报告题目：3D-Printing for electrochemical applications
报 告 人：Dr. Adriano Ambrosi
Dr. Adriano Ambrosi received his Ph.D. degree from Dublin City University (Dublin, Ireland) in 2007. As a postdoctoral researcher, he ﬁrstly worked for two years at Catalan Institute of Nanoscience and Nanotechnology (ICN2, Barcelona, Spain) and then, in 2009, at the National Institute for Materials Science (NIMS, Tsukuba, Japan). In 2010, he joined the research group of Prof. Martin Pumera at Nanyang Technological University (Singapore), where he currently works as a Senior Research Fellow. His research interests include the application of nanomaterials to electrochemical biosensors; synthesis and fundamental electrochemical studies of graphene and other 2D materials for sensing and energy related applications; fabrication of electrochemical devices by additive manufacturing (3D-printing) for sensing, energy storage and energy harvesting; fabrication and movement control of self-propelled nano/micro jets. He published over 115 peer-reviewed articles, receiving more than 7700 citations for a citation h-index of 46. He has been recognized as Highly Cited Researcher in 2018 by Clarivate Analytics in the Cross-field category.

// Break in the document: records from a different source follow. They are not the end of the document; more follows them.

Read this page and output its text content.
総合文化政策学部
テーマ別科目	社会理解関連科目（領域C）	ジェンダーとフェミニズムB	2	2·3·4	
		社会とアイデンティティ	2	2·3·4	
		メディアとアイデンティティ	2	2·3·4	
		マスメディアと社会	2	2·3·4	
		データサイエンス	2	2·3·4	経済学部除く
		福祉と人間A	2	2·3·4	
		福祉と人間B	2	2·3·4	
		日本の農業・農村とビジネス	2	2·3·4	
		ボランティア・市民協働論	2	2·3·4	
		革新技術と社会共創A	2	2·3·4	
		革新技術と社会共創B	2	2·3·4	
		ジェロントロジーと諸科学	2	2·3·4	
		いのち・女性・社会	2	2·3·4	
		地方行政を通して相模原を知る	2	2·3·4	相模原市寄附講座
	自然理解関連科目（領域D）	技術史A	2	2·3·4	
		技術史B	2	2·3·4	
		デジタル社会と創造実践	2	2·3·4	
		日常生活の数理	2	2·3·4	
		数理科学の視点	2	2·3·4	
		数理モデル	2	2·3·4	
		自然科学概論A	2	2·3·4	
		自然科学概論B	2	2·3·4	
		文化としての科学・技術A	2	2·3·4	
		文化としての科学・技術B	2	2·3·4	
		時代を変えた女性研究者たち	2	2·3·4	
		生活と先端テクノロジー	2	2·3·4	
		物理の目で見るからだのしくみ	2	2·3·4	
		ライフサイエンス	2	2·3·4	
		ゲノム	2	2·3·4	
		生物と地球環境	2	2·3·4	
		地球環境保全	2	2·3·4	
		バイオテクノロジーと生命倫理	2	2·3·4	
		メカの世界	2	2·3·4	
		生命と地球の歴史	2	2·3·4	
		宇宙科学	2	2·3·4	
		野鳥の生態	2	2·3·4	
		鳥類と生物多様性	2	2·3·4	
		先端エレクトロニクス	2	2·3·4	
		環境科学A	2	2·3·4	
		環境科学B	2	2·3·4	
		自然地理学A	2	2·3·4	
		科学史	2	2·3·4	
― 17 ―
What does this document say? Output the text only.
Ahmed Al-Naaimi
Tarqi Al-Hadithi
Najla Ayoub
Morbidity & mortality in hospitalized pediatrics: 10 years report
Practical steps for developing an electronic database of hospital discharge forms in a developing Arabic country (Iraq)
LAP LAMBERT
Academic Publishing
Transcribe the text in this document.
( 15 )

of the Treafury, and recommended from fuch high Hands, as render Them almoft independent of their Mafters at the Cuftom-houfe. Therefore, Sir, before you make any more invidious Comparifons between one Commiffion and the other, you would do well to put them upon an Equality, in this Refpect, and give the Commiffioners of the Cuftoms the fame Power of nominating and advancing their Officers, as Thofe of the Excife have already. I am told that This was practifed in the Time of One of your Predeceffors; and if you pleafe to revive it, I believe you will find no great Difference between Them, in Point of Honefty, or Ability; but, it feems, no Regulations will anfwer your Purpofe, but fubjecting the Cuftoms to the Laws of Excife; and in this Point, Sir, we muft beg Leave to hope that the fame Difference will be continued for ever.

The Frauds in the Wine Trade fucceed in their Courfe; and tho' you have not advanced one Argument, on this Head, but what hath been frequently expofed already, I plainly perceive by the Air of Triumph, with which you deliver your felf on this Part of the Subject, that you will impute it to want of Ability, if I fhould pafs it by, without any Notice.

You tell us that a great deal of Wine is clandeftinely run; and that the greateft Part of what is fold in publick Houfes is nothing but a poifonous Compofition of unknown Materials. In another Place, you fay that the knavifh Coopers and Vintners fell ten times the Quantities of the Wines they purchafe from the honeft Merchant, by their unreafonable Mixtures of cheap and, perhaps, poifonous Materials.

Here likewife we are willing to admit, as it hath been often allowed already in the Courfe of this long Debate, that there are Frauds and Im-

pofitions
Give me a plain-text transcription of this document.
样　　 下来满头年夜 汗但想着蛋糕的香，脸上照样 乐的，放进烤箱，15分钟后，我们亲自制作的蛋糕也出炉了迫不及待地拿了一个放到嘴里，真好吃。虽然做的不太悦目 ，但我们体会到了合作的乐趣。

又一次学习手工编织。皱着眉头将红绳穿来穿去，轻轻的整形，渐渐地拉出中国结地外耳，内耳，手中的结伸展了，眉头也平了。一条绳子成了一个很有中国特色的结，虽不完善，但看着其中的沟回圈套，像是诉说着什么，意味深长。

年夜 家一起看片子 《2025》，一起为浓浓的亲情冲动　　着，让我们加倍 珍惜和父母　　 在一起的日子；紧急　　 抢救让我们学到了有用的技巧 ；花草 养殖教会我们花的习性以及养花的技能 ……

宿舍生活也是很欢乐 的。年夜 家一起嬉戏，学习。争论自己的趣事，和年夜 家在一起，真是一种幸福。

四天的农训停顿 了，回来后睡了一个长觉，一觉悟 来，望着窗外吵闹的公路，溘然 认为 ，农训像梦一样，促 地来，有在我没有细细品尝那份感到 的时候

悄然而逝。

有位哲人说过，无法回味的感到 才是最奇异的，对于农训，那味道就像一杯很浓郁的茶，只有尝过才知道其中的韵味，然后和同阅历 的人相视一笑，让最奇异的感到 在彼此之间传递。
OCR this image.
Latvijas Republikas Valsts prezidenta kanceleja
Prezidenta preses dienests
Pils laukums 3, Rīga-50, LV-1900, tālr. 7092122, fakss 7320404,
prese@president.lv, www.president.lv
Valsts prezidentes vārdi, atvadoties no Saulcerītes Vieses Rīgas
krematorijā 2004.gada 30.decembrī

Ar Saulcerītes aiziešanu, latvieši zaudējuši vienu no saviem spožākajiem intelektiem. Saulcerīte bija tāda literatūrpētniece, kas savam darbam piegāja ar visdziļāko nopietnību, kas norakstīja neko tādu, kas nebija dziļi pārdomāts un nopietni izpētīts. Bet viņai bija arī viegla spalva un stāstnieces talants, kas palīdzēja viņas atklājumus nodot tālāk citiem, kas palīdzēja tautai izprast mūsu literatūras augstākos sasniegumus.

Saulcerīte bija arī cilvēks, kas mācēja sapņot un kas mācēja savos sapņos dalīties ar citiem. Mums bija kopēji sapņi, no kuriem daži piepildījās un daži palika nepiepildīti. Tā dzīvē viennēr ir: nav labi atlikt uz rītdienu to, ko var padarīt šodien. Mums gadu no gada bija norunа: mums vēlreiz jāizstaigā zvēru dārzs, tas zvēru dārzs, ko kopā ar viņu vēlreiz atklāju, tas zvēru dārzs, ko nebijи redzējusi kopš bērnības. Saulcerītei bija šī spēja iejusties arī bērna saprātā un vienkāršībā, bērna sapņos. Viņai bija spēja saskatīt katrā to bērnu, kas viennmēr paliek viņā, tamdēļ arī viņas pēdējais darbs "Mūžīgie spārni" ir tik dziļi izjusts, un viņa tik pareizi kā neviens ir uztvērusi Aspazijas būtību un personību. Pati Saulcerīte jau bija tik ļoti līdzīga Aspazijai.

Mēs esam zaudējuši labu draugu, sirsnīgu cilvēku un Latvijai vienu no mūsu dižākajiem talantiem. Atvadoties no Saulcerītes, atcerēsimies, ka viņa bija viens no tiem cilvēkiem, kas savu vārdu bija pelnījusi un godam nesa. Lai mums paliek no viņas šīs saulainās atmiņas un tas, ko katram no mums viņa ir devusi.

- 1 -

Since its conception during the eighties, 3D printing, also known as additive manufacturing, has received recently unprecedented levels of attention and interest from industry and research laboratories. 3D printing enables almost infinite possibilities for rapid prototyping thank to the large selection of printing materials and more economical processes compared to conventional fabrication methods. Therefore, it has been considered for applications in numerous research fields, ranging from mechanical engineering, medicine, materials science to chemistry. Electrochemistry is another branch of science that can certainly benefit from 3D-printing technologies, paving the way for the design and fabrication of cheaper, higher performing, and ubiquitously available electrochemical devices.
In this talk after a short introduction to the basic principles of 3D-printing and the most common printing technologies, I will illustrate recent works we have been carrying out at NTU on the use of this technology for the fabrication of different electrochemical devices and components for sensing, biosensing, water splitting and other energy related applications.